Para Tiago André Lopes, professor de Relações Internacionais da Universidade Lusíada do Porto, a visita de Zhao Leji a Portugal, Espanha e Grécia “ocorre num tempo muito inteligente, do ponto de vista diplomático”. Trata-se de uma “clara operação de charme para acautelar os interesses económicos da China na Europa” após a vitória de Trump.

“Parece-me que a preocupação de Pequim é compreender as razões pelas quais a União Europeia decidiu assumir uma postura economicamente defensiva face à China, com a discussão política em sede de Comissão Europeia sobre política concreta para a desacoplagem económica da Europa face à China. Ao mesmo tempo, Zhao Leji trará a argumentação de Pequim sobre as vantagens económica de fortalecer os fluxos comerciais dos países do Sul da Europa, com a China”.

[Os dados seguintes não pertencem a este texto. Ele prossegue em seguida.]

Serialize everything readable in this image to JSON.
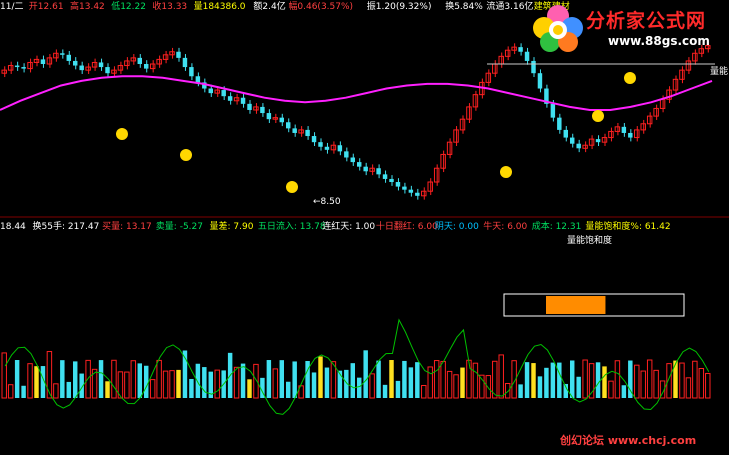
{
  "header": {
    "segments": [
      {
        "text": "11/二",
        "color": "#ffffff"
      },
      {
        "text": "开12.61",
        "color": "#ff4040"
      },
      {
        "text": "高13.42",
        "color": "#ff4040"
      },
      {
        "text": "低12.22",
        "color": "#00e060"
      },
      {
        "text": "收13.33",
        "color": "#ff4040"
      },
      {
        "text": "量184386.0",
        "color": "#ffff00"
      },
      {
        "text": "额2.4亿",
        "color": "#ffffff"
      },
      {
        "text": "幅0.46(3.57%)",
        "color": "#ff4040"
      },
      {
        "text": "振1.20(9.32%)",
        "color": "#ffffff"
      },
      {
        "text": "换5.84%",
        "color": "#ffffff"
      },
      {
        "text": "流通3.16亿",
        "color": "#ffffff"
      },
      {
        "text": "建筑建材",
        "color": "#ffff00"
      }
    ]
  },
  "price_panel": {
    "left_value": "18.44",
    "low_annotation": "←8.50",
    "right_label": "量能"
  },
  "indicator_panel": {
    "segments": [
      {
        "text": "18.44",
        "color": "#ffffff"
      },
      {
        "text": "换55手: 217.47",
        "color": "#ffffff"
      },
      {
        "text": "买量: 13.17",
        "color": "#ff4040"
      },
      {
        "text": "卖量: -5.27",
        "color": "#00e060"
      },
      {
        "text": "量差: 7.90",
        "color": "#ffff00"
      },
      {
        "text": "五日流入: 13.78",
        "color": "#00e060"
      },
      {
        "text": "连红天: 1.00",
        "color": "#ffffff"
      },
      {
        "text": "十日翻红: 6.00",
        "color": "#ff4040"
      },
      {
        "text": "阴天: 0.00",
        "color": "#00c0ff"
      },
      {
        "text": "牛天: 6.00",
        "color": "#ff4040"
      },
      {
        "text": "成本: 12.31",
        "color": "#00e060"
      },
      {
        "text": "量能饱和度%: 61.42",
        "color": "#ffff00"
      }
    ],
    "subtitle": "量能饱和度",
    "saturation_percent": 61.42
  },
  "brand": {
    "title": "分析家公式网",
    "url": "www.88gs.com"
  },
  "footer": {
    "text": "创幻论坛 www.chcj.com"
  },
  "colors": {
    "up": "#ff2020",
    "down": "#40e0f0",
    "ma": "#ff20ff",
    "volume_yellow": "#ffe020",
    "line": "#00c000",
    "saturation": "#ff8c00"
  },
  "chart_data": {
    "type": "candlestick",
    "price_range": [
      8.0,
      18.44
    ],
    "candles_close": [
      16.8,
      17.1,
      17.0,
      16.9,
      17.3,
      17.5,
      17.2,
      17.6,
      17.9,
      17.8,
      17.4,
      17.1,
      16.8,
      17.0,
      17.3,
      17.0,
      16.6,
      16.8,
      17.1,
      17.4,
      17.6,
      17.2,
      16.9,
      17.2,
      17.5,
      17.8,
      18.0,
      17.6,
      17.0,
      16.4,
      16.0,
      15.6,
      15.3,
      15.5,
      15.1,
      14.8,
      15.0,
      14.6,
      14.2,
      14.4,
      14.0,
      13.6,
      13.7,
      13.4,
      13.0,
      12.7,
      12.9,
      12.5,
      12.1,
      11.8,
      11.6,
      11.9,
      11.5,
      11.1,
      10.8,
      10.5,
      10.2,
      10.4,
      10.0,
      9.7,
      9.5,
      9.2,
      9.0,
      8.8,
      8.6,
      8.9,
      9.5,
      10.4,
      11.3,
      12.1,
      12.9,
      13.6,
      14.4,
      15.2,
      16.0,
      16.6,
      17.2,
      17.7,
      18.1,
      18.3,
      18.0,
      17.4,
      16.6,
      15.6,
      14.6,
      13.7,
      12.9,
      12.4,
      12.0,
      11.7,
      11.9,
      12.3,
      12.1,
      12.4,
      12.8,
      13.1,
      12.7,
      12.4,
      12.9,
      13.3,
      13.8,
      14.3,
      14.9,
      15.5,
      16.2,
      16.8,
      17.4,
      17.9,
      18.2,
      18.4
    ],
    "ma_values": [
      14.2,
      14.8,
      15.3,
      15.8,
      16.1,
      16.3,
      16.4,
      16.4,
      16.3,
      16.1,
      15.9,
      15.6,
      15.3,
      15.0,
      14.8,
      14.7,
      14.8,
      15.0,
      15.3,
      15.6,
      15.8,
      15.9,
      15.9,
      15.8,
      15.6,
      15.3,
      15.0,
      14.7,
      14.4,
      14.2,
      14.2,
      14.4,
      14.7,
      15.1,
      15.6,
      16.1
    ],
    "legend": [
      "量能饱和度%: 61.42"
    ]
  }
}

Tiago André Lopes destaca também algumas “preocupações” de Pequim no final deste ano, nomeadamente “a discussão, mais no Parlamento Europeu do que na Comissão, sobre a necessidade de ‘punir’ a China pela percepção de apoio, não apenas diplomático, à Rússia na incursão na Ucrânia”.

Neste ponto, o académico crê que Zhao Leji “irá, seguramente, tentar recolher informação sobre que tipo de punição referem os oficiais europeus e se os líderes portugueses, espanhóis e gregos estão dispostos a travar essas medidas, bloqueando-as no Conselho Europeu”.

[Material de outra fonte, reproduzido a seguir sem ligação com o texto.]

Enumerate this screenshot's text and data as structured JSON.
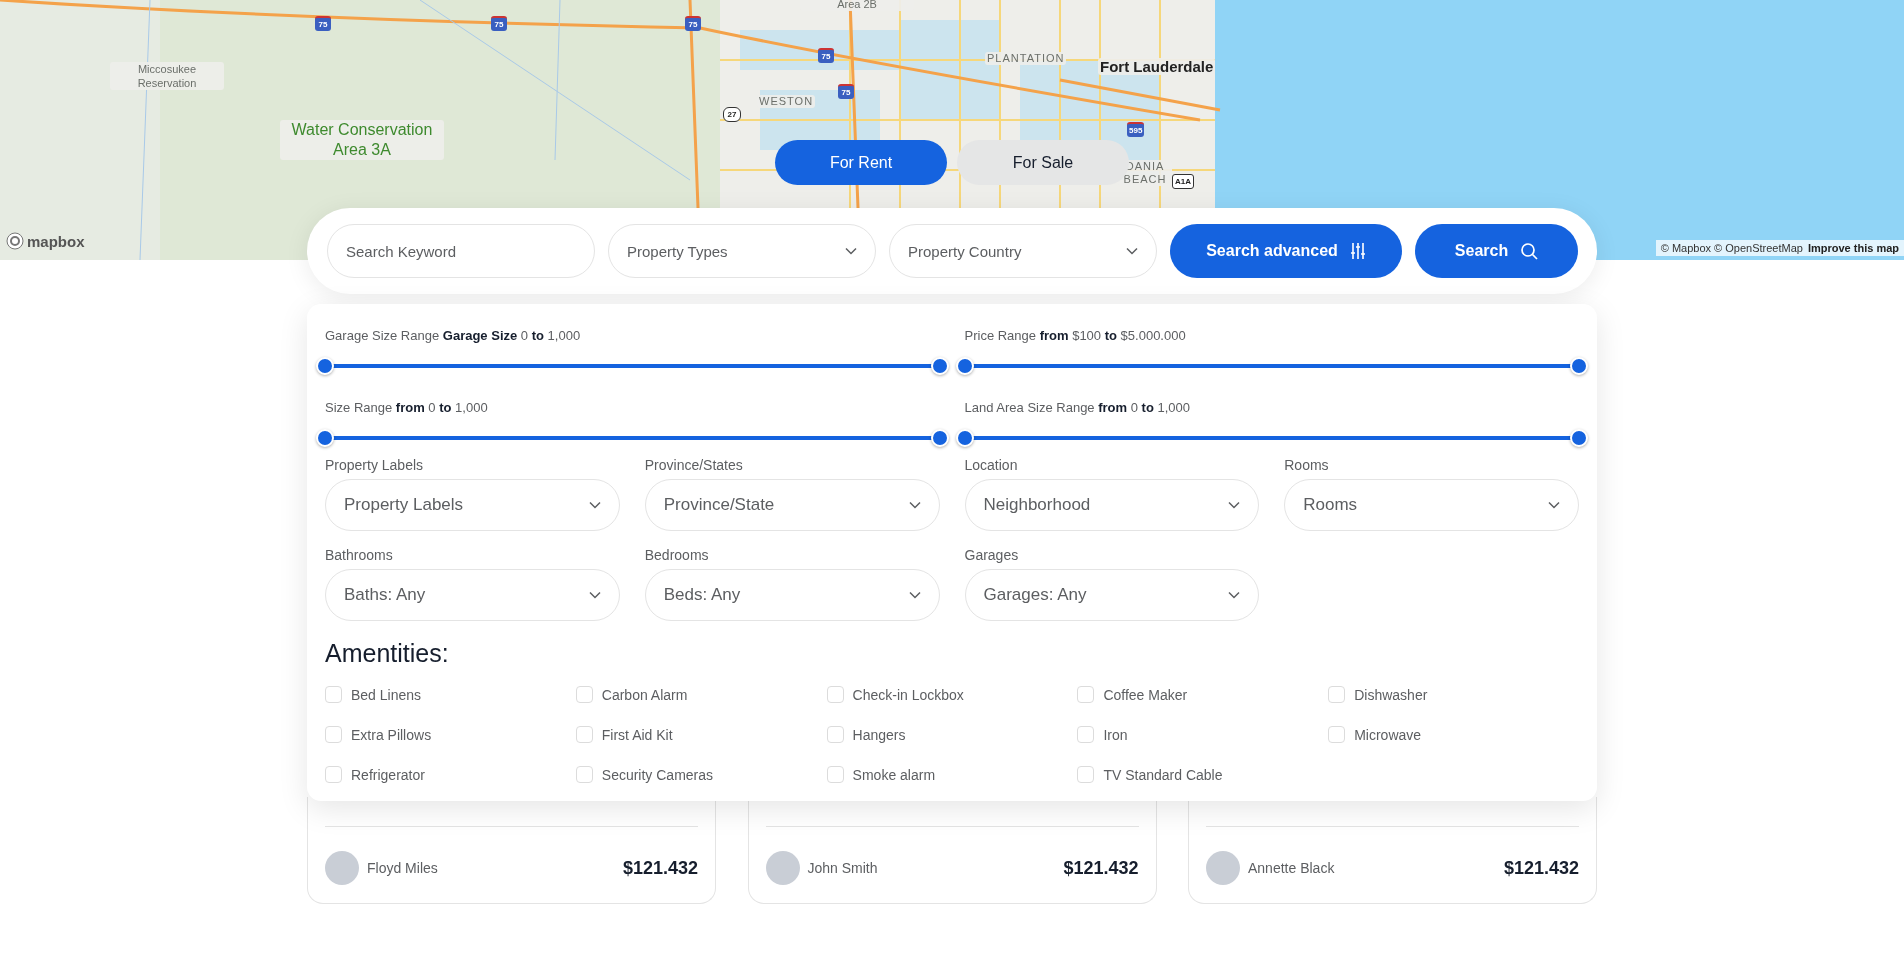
{
  "map": {
    "places": [
      {
        "kind": "small",
        "text": "Miccosukee Reservation"
      },
      {
        "kind": "park",
        "text": "Water Conservation Area 3A"
      },
      {
        "kind": "small",
        "text": "Area 2B"
      },
      {
        "kind": "district",
        "text": "PLANTATION"
      },
      {
        "kind": "city",
        "text": "Fort Lauderdale"
      },
      {
        "kind": "district",
        "text": "WESTON"
      },
      {
        "kind": "district",
        "text": "DANIA BEACH"
      }
    ],
    "shields": [
      {
        "kind": "interstate",
        "text": "75"
      },
      {
        "kind": "interstate",
        "text": "75"
      },
      {
        "kind": "interstate",
        "text": "75"
      },
      {
        "kind": "interstate",
        "text": "75"
      },
      {
        "kind": "interstate",
        "text": "75"
      },
      {
        "kind": "us",
        "text": "27"
      },
      {
        "kind": "interstate",
        "text": "595"
      },
      {
        "kind": "state",
        "text": "A1A"
      }
    ],
    "logo": "mapbox",
    "attribution": "© Mapbox © OpenStreetMap",
    "improve_link": "Improve this map"
  },
  "tabs": [
    {
      "label": "For Rent",
      "selected": true
    },
    {
      "label": "For Sale",
      "selected": false
    }
  ],
  "search": {
    "keyword_placeholder": "Search Keyword",
    "selects": [
      "Property Types",
      "Property Country"
    ],
    "advanced_button": "Search advanced",
    "search_button": "Search"
  },
  "filters": {
    "sliders": [
      {
        "label": "Garage Size Range **Garage Size** 0 **to** 1,000",
        "thumbs": [
          {
            "level": 0
          },
          {
            "level": 1
          }
        ]
      },
      {
        "label": "Price Range **from** $100 **to** $5.000.000",
        "thumbs": [
          {
            "level": 0
          },
          {
            "level": 1
          }
        ]
      },
      {
        "label": "Size Range **from** 0 **to** 1,000",
        "thumbs": [
          {
            "level": 0
          },
          {
            "level": 1
          }
        ]
      },
      {
        "label": "Land Area Size Range **from** 0 **to** 1,000",
        "thumbs": [
          {
            "level": 0
          },
          {
            "level": 1
          }
        ]
      }
    ],
    "selects": [
      {
        "label": "Property Labels",
        "value": "Property Labels"
      },
      {
        "label": "Province/States",
        "value": "Province/State"
      },
      {
        "label": "Location",
        "value": "Neighborhood"
      },
      {
        "label": "Rooms",
        "value": "Rooms"
      },
      {
        "label": "Bathrooms",
        "value": "Baths: Any"
      },
      {
        "label": "Bedrooms",
        "value": "Beds: Any"
      },
      {
        "label": "Garages",
        "value": "Garages: Any"
      }
    ],
    "amenities_title": "Amentities:",
    "amenities": [
      {
        "label": "Bed Linens",
        "checked": false
      },
      {
        "label": "Carbon Alarm",
        "checked": false
      },
      {
        "label": "Check-in Lockbox",
        "checked": false
      },
      {
        "label": "Coffee Maker",
        "checked": false
      },
      {
        "label": "Dishwasher",
        "checked": false
      },
      {
        "label": "Extra Pillows",
        "checked": false
      },
      {
        "label": "First Aid Kit",
        "checked": false
      },
      {
        "label": "Hangers",
        "checked": false
      },
      {
        "label": "Iron",
        "checked": false
      },
      {
        "label": "Microwave",
        "checked": false
      },
      {
        "label": "Refrigerator",
        "checked": false
      },
      {
        "label": "Security Cameras",
        "checked": false
      },
      {
        "label": "Smoke alarm",
        "checked": false
      },
      {
        "label": "TV Standard Cable",
        "checked": false
      }
    ]
  },
  "listings": [
    {
      "agent": "Floyd Miles",
      "price": "$121.432"
    },
    {
      "agent": "John Smith",
      "price": "$121.432"
    },
    {
      "agent": "Annette Black",
      "price": "$121.432"
    }
  ]
}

“Não seria a primeira vez que Lisboa, ou Atenas, usariam o seu poder de veto para trancar decisões europeias avessas aos interesses de Pequim”, acrescentou.

O regresso de Donal Trump à Casa Branca estará também na agenda do presidente da APN. “A equipa de Donald Trump tem vários ‘Falcões Orientais’ que parecem desejar uma confrontação, pelo menos diplomática, com a China. Ora, nesse sentido, é importante aferir se Lisboa, Madrid e Atenas irão seguir e dar respaldo a essa estratégia, ou se o ‘afastamento cauteloso’ com relação à Administração Trump permite uma aproximação a Pequim.”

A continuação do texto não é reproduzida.